Vederlo quindi indaffarato in faccende domestiche, considerate prettamente femminili, non era proprio abituale.
Eppure c’era una tradizione familiare, un rito, una consuetudine che sovvertiva questi presupposti:
Cucinare il coniglio!
Di mattino presto si scendeva nelle stalle, “ju stirigliu”, dove tenevamo gli animali, nonno prendeva un coniglio (o due a seconda) dalla gabbia provvedendo a sacrificarlo, scuoiarlo ed eviscerarlo. Poi lo metteva per un bel po’ di tempo sotto l’acqua corrente.

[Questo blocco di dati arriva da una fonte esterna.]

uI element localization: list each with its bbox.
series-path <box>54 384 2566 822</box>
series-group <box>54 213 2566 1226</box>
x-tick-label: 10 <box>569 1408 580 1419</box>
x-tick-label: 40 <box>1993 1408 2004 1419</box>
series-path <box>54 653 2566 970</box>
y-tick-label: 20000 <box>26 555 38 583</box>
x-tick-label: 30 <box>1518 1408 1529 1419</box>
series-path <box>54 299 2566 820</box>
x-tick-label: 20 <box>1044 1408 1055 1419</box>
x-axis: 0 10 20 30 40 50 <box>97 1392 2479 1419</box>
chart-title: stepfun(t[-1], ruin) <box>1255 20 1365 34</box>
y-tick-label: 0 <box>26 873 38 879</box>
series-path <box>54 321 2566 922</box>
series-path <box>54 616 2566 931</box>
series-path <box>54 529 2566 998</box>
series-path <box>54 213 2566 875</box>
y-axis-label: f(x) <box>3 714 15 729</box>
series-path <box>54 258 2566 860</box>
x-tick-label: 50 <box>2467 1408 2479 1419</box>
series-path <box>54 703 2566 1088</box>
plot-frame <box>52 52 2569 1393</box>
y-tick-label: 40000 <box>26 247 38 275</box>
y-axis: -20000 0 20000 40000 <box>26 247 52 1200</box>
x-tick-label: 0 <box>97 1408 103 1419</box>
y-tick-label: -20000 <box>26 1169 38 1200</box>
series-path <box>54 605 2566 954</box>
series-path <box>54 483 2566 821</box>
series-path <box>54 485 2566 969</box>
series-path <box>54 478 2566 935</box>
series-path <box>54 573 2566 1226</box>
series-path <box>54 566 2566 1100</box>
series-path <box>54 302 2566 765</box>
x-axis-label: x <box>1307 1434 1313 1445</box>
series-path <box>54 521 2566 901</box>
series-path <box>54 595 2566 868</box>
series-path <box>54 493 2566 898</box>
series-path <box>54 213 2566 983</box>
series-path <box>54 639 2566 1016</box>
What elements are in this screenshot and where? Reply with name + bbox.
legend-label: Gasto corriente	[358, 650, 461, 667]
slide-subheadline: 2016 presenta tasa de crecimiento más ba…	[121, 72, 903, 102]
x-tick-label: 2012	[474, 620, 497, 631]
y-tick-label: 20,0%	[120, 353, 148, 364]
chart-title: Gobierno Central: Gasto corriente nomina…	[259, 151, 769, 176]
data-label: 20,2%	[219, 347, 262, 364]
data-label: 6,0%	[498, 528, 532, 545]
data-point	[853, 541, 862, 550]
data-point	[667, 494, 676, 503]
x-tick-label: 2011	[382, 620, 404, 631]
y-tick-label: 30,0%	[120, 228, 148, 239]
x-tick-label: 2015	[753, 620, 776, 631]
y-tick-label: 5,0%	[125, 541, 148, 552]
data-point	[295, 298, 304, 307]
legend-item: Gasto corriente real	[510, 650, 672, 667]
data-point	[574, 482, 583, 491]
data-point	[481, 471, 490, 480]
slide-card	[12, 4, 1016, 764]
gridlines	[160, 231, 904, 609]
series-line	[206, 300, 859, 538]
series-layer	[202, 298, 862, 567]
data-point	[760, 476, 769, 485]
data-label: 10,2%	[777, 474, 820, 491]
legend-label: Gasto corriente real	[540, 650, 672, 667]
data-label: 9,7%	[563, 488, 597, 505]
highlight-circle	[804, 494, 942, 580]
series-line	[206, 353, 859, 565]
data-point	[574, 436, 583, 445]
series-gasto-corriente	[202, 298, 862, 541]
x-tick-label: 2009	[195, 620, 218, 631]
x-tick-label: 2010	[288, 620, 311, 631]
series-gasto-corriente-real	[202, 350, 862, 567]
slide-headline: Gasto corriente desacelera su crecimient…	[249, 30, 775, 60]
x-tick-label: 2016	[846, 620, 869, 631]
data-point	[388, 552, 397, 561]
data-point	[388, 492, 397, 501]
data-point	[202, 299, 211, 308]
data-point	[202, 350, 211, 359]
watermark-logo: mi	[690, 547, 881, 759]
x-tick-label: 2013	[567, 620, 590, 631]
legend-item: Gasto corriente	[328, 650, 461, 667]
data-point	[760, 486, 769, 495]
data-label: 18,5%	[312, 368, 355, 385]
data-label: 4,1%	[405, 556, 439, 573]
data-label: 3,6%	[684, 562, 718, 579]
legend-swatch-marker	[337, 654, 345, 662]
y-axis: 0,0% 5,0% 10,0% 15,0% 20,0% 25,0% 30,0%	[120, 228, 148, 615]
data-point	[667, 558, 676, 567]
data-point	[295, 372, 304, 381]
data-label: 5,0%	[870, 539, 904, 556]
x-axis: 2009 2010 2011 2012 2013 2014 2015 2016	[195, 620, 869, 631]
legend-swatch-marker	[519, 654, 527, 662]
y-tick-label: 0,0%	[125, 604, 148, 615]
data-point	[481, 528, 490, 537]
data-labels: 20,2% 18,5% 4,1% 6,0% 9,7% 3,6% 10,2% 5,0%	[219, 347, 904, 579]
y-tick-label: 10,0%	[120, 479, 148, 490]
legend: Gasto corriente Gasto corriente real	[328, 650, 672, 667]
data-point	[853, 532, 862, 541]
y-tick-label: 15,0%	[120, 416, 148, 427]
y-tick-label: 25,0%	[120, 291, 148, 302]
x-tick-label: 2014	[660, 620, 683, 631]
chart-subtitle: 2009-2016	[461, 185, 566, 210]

Dopodiché iniziava la ricetta:
Padella di ferro, olio di casa, aglio e peperoncino dell’orto a soffriggere; si aggiungeva il coniglio in pezzi lo si lasciava rosolare per poi sfumare con un bicchiere di vino. La cottura proseguiva lentamente a fuoco basso.
Nel frattempo nonno prendeva il mortaio, metteva dentro aglio, rosmarino e pestava il tutto aggiungendo alla fine un po’ di aceto. Poco prima che terminasse la cottura univa questo pesto, lasciava evaporare l’aceto ed il coniglio, per me, “più buono del mondo” era pronto. Tenero e saporito, ben rosolato e in alcune parti quasi croccante e, soprattutto, con il suo intingolo nel quale poter affogare, con piena goduria dei sensi, il pane della nonna!
Non ho mai capito perché questo piatto fosse cucinato esclusivamente da nonno, non ho mai indagato a fondo…
Resta il fatto che è vero quando si dice che “nessuno muore finchè vive nel cuore di chi resta” ed è forse per questo che oggi, avendo a disposizione un ottimo coniglio casereccio, ho provato la ricetta del nonno!
Al primo boccone si è aperta la porta spazio temporale e mi son sentito il bambino che ero:
curioso attorno a quel nonno “inconsueto” che armeggiava ai fornelli ed entusiasta, subito dopo, seduto alla tavola della domenica con tutta la famiglia.